A simulação do julgamento do italiano Cesare Battisti foi uma atividade proposta pelo projeto de Ensino e Pesquisa da UEL ''Carreira Jurídica in loco'', coordenado pela professora Juliana Kiyosen Nakayama, do Departamento de Direito Público, com apoio do Colegiado do Curso de Direito e do Centro Acadêmico Sete de Março.
Sob a expectativa de centenas de alunos, alguns professores e estudantes de Direito fizeram o papel dos representantes da Itália, da Advocacia Geral da União, do advogado do réu e do Procurador Geral da República, além dos 11 ministros do STF.
''O caso de Cesare Battisti foi escolhido porque foi polêmico e nos possibilita trabalhar diversos conceitos como a extradição, o refúgio, a soberania, o presidente da República e os tratados internacionais. É um caso bem amplo para área de direito internacional'', explicou a professora Juliana.
O julgamento foi aberto por uma mestre de cerimônia, que chamou os representantes de cada órgão presente. Para a compreensão da plateia, cada cargo foi explicado de forma simplificada e em seguida houve a entrada dos ministros. A votação da extradição foi feita pelos estudantes do Ensino Médio e em seguida cada ministro deu o seu voto. ''A situação real é dessa forma, com exceção do tempo concedido aos ministros, que é muito maior'', afirmou a professora.
O aluno José Eduardo Ribeiro Balera do 4º ano de Direito, que representou o ministro Ricardo Lewandowski, disse que o júri simulado possibilita a interação entre a universidade e o colégio da rede pública. ''É uma forma de trazer o âmbito jurídico mais próximo dos alunos que estão em formação de cidadão e ainda não definiram qual área seguir.''
A universitária Raquel Viotto Martins, do 3º ano, se preparou muito para representar o Procurador Geral da República, Roberto Gurgel. ''Estudamos o caso durante uns dois meses, elaborando a preparação das falas para que a plateia compreenda melhor o assunto'', garantiu.

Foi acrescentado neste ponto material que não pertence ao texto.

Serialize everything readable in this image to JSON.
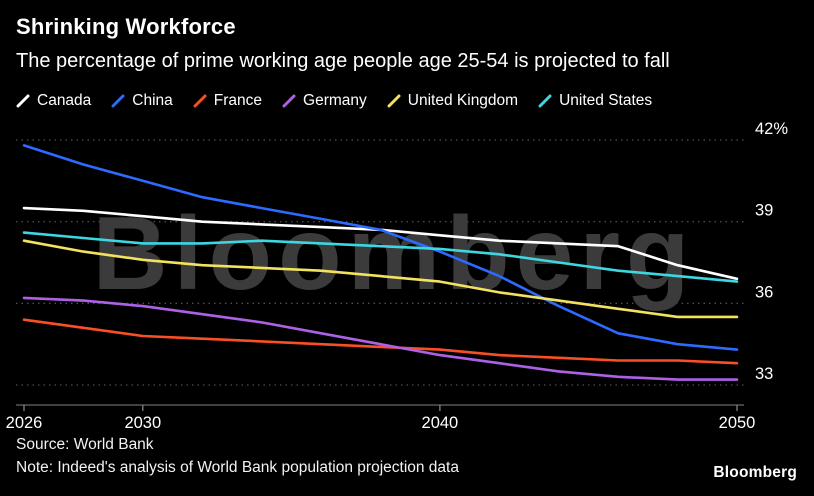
{
  "header": {
    "title": "Shrinking Workforce",
    "subtitle": "The percentage of prime working age people age 25-54 is projected to fall"
  },
  "watermark": "Bloomberg",
  "footer": {
    "source": "Source: World Bank",
    "note": "Note: Indeed's analysis of World Bank population projection data",
    "logo": "Bloomberg"
  },
  "colors": {
    "background": "#000000",
    "text": "#ffffff",
    "gridline": "#4d4d4d",
    "axis": "#828282",
    "watermark": "#3b3b3b"
  },
  "chart_data": {
    "type": "line",
    "title": "Shrinking Workforce",
    "subtitle": "The percentage of prime working age people age 25-54 is projected to fall",
    "xlabel": "",
    "ylabel": "%",
    "x": [
      2026,
      2028,
      2030,
      2032,
      2034,
      2036,
      2038,
      2040,
      2042,
      2044,
      2046,
      2048,
      2050
    ],
    "series": [
      {
        "name": "Canada",
        "color": "#ffffff",
        "values": [
          39.5,
          39.4,
          39.2,
          39.0,
          38.9,
          38.8,
          38.7,
          38.5,
          38.3,
          38.2,
          38.1,
          37.4,
          36.9
        ]
      },
      {
        "name": "China",
        "color": "#2d6aff",
        "values": [
          41.8,
          41.1,
          40.5,
          39.9,
          39.5,
          39.1,
          38.7,
          37.9,
          37.0,
          35.9,
          34.9,
          34.5,
          34.3
        ]
      },
      {
        "name": "France",
        "color": "#fa4f26",
        "values": [
          35.4,
          35.1,
          34.8,
          34.7,
          34.6,
          34.5,
          34.4,
          34.3,
          34.1,
          34.0,
          33.9,
          33.9,
          33.8
        ]
      },
      {
        "name": "Germany",
        "color": "#ad61e6",
        "values": [
          36.2,
          36.1,
          35.9,
          35.6,
          35.3,
          34.9,
          34.5,
          34.1,
          33.8,
          33.5,
          33.3,
          33.2,
          33.2
        ]
      },
      {
        "name": "United Kingdom",
        "color": "#f2e25e",
        "values": [
          38.3,
          37.9,
          37.6,
          37.4,
          37.3,
          37.2,
          37.0,
          36.8,
          36.4,
          36.1,
          35.8,
          35.5,
          35.5
        ]
      },
      {
        "name": "United States",
        "color": "#3ed6e0",
        "values": [
          38.6,
          38.4,
          38.2,
          38.2,
          38.3,
          38.2,
          38.1,
          38.0,
          37.8,
          37.5,
          37.2,
          37.0,
          36.8
        ]
      }
    ],
    "yticks": [
      {
        "value": 42,
        "label": "42%"
      },
      {
        "value": 39,
        "label": "39"
      },
      {
        "value": 36,
        "label": "36"
      },
      {
        "value": 33,
        "label": "33"
      }
    ],
    "xticks": [
      2026,
      2030,
      2040,
      2050
    ],
    "ylim": [
      32,
      42.5
    ],
    "grid": "horizontal-dotted",
    "legend_position": "top"
  }
}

Para Márcia Teshima, professora do Estágio Supervisionado de Direito e do Núcleo de Prática Jurídica da UEL, ''esse tipo de atividade não era possibilitado antigamente, quando também não existiam professores com essa iniciativa. Essa prática vem de um movimento recente, cerca de cinco anos, e serve também para dar uma visão humanista aos estudantes e não apenas a análise fria da lei''.
O caso
O julgamento do italiano Cesare Battisti no Brasil ocorreu no dia 8 de junho de 2011. Por 6 votos contra 3, o STF decidiu por sua libertação. Em 1987, Battisti foi condenado pela Justiça italiana à prisão perpétua pela autoria de quatro homicídios atribuídos ao grupo armado Proletários Armados pelo Comunismo (PAC), além de outros delitos.
Com a condenação, Battisti fugiu para França e em seguida para o Brasil, onde obteve status de refugiado político, teve o pedido de extradição negado e permaneceu preso até a decisão do STF. Há cerca de dois meses, o ex-ativista pediu publicamente ao presidente italiano Giorgio Napolitano um novo julgamento.